Agriculture and Technology: Rising Stars in Compensation Growth
Not all industries are treating their employees the same. According to Payscale’s report, sectors struggling with labor shortages are offering above-average pay hikes. Construction, for instance, is seeing 5% raises, while agencies and consultancies are planning 4.5% increases, and technology companies are aiming for a 4% bump.
Interestingly, some blue-collar fields like construction have become increasingly attractive to younger job-seekers as automation continues to reshape the hiring landscape. According to a 2025 survey by Jobber, 77% of Generation Z respondents want jobs that are hard to automate, with carpenters, plumbers, and electricians topping their list of preferred professions.

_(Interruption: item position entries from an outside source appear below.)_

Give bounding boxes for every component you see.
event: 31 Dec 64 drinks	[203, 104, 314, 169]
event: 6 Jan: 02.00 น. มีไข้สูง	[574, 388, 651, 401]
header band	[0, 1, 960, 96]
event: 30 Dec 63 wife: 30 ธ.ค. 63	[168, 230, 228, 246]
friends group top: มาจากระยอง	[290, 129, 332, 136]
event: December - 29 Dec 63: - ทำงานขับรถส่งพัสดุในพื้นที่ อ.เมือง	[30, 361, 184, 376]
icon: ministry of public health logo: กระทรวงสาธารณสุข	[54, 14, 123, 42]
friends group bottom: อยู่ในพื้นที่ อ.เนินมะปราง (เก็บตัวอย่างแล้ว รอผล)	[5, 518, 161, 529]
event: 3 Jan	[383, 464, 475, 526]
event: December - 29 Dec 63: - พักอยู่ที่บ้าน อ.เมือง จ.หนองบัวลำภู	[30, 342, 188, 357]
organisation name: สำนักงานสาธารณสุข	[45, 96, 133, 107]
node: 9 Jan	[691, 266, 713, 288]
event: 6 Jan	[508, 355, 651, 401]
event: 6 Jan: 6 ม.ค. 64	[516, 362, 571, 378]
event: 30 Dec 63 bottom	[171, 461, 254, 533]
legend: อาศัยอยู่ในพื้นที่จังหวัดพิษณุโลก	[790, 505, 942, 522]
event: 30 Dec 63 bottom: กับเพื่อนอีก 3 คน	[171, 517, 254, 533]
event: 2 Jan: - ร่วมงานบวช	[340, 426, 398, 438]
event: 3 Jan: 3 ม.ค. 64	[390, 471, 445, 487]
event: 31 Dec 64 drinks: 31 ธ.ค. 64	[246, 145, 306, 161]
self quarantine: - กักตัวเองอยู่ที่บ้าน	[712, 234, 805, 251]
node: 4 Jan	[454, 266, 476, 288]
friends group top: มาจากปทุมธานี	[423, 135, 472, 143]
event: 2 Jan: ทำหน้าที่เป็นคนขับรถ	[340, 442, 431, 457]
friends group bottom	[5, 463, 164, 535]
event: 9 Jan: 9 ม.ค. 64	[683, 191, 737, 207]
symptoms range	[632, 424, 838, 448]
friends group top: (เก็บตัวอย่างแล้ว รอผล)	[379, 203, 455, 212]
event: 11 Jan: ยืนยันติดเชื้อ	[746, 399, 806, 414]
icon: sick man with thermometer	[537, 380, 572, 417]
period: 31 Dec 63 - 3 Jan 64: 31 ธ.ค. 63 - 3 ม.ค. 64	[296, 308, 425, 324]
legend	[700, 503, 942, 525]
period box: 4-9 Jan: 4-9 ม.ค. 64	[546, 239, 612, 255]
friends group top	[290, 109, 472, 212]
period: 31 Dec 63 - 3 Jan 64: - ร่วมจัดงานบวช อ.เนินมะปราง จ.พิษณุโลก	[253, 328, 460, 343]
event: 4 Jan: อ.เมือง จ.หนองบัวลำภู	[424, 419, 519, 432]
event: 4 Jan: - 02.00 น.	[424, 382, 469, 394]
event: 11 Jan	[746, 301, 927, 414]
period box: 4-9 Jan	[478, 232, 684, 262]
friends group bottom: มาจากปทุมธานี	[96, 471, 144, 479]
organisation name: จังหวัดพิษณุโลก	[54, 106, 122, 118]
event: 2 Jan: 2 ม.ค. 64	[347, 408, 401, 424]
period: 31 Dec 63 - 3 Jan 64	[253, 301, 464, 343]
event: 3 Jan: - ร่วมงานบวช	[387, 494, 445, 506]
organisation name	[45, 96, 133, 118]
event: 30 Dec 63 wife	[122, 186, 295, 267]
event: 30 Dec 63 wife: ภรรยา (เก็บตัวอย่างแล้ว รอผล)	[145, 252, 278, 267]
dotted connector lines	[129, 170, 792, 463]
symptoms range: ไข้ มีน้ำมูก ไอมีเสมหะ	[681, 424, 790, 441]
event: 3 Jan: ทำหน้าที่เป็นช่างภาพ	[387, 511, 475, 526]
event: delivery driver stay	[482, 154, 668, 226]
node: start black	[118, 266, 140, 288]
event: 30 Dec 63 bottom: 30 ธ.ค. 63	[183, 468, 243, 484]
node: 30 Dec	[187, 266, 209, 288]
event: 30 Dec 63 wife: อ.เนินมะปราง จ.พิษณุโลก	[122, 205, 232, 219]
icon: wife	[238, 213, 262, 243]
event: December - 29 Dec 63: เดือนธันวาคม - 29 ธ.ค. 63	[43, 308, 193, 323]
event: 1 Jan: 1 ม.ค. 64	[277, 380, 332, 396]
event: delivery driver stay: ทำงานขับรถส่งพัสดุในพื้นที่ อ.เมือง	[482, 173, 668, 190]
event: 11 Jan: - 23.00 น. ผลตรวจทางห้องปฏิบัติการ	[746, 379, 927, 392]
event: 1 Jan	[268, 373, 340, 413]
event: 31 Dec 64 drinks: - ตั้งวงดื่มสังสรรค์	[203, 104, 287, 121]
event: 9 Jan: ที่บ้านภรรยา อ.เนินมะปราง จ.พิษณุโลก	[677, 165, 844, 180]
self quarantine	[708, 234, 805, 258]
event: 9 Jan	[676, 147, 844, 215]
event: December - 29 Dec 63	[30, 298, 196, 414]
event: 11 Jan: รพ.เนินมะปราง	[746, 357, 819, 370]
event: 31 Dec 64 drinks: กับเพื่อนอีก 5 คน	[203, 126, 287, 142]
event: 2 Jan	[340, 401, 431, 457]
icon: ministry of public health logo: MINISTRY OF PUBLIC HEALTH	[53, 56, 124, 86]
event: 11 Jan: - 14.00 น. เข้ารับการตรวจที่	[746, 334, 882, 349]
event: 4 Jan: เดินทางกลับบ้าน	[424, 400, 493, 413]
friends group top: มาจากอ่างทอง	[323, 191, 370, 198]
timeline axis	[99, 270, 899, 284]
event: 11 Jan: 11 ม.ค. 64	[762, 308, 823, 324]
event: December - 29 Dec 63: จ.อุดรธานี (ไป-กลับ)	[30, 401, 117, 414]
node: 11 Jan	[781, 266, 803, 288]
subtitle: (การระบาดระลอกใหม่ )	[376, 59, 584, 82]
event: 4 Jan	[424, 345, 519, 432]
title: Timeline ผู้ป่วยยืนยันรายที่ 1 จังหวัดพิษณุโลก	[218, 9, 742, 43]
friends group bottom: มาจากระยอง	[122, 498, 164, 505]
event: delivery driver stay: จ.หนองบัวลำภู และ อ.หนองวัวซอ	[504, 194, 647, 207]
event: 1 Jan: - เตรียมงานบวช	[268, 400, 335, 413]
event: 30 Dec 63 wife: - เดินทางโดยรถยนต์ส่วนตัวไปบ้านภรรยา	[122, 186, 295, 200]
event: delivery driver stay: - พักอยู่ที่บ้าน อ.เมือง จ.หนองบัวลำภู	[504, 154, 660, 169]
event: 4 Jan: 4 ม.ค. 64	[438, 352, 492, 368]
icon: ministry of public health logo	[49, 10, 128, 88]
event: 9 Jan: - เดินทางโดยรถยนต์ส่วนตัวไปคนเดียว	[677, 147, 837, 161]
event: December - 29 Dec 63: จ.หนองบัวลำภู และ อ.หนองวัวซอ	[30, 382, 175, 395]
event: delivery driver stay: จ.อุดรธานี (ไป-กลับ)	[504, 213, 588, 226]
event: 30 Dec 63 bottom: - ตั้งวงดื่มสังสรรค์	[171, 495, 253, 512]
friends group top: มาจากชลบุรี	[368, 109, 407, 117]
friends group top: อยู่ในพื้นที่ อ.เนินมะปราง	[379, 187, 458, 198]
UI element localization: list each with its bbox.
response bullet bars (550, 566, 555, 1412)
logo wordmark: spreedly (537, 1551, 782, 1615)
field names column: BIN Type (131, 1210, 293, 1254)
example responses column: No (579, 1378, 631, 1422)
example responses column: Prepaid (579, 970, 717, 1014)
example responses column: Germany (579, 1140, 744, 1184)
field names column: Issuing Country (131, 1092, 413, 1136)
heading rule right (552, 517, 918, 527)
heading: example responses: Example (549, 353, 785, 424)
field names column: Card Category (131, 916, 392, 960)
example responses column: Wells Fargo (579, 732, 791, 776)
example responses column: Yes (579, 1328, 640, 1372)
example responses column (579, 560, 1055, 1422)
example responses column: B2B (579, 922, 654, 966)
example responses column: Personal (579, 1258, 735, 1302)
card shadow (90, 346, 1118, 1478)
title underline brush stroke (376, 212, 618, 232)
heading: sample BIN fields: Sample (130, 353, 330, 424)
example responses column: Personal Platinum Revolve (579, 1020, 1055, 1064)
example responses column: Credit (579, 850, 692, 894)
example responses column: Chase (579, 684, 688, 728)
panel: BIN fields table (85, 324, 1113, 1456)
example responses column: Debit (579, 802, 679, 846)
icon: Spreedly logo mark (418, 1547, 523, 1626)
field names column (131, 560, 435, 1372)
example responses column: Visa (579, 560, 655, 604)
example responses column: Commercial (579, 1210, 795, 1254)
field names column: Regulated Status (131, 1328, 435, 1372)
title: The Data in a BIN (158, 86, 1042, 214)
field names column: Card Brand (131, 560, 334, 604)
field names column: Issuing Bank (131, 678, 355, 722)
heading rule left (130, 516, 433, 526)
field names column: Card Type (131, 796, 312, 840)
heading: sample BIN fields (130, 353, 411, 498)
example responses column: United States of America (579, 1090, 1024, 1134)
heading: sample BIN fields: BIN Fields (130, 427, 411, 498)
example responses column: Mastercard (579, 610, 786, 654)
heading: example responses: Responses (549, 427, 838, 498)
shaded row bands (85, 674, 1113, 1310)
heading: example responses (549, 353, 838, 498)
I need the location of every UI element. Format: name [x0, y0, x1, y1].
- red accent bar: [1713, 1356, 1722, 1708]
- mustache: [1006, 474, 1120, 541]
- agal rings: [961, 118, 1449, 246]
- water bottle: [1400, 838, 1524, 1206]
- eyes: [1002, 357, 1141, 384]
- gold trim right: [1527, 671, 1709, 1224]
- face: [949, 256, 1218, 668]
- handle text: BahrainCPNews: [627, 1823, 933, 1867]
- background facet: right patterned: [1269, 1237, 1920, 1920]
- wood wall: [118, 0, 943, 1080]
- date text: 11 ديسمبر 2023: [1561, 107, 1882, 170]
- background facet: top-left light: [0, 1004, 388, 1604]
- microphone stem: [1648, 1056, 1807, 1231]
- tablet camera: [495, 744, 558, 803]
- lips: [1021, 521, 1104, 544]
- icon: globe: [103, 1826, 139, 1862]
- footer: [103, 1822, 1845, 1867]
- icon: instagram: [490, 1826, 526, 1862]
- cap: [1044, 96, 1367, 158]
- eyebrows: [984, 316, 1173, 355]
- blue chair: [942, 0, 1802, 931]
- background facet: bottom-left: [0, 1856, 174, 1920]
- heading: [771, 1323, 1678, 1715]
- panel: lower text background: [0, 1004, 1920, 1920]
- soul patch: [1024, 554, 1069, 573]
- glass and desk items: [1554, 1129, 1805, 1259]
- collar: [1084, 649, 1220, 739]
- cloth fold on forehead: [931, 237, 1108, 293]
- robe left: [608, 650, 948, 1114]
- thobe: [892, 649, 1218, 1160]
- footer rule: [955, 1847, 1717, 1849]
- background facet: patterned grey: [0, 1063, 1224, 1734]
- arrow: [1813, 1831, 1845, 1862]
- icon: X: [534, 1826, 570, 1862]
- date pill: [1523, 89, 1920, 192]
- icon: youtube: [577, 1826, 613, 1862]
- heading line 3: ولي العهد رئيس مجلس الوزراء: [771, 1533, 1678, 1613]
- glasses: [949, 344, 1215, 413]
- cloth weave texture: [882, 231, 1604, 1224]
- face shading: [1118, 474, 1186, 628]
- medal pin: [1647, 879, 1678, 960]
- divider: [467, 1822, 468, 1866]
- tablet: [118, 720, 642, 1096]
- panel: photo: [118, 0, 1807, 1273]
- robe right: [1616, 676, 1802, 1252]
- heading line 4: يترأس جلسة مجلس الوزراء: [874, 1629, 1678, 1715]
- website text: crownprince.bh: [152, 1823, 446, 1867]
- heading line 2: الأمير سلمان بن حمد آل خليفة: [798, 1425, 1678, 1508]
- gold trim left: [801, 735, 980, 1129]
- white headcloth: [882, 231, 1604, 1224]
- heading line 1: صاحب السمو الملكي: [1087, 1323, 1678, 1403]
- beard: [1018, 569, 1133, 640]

Industry Context: A Slow Decline in Pay Increase Budgets
The decision to opt for peanut-butter raises isn’t just a reactive measure. Thomas notes that more companies are tightening their budgets as they face structural challenges that limit flexibility. “We’re now seeing a slow decline in pay increase budgets again, so it’s easier to give everyone a relatively flat increase.” This trend aligns with the overall economic environment where many businesses are prioritizing cost control measures.
In conclusion, while 2026 may see some changes in how companies approach compensation hikes, the core challenge of balancing employee satisfaction with financial constraints remains. As we move forward, it will be interesting to observe how these strategies evolve and whether they successfully address the complex needs of today’s workforce.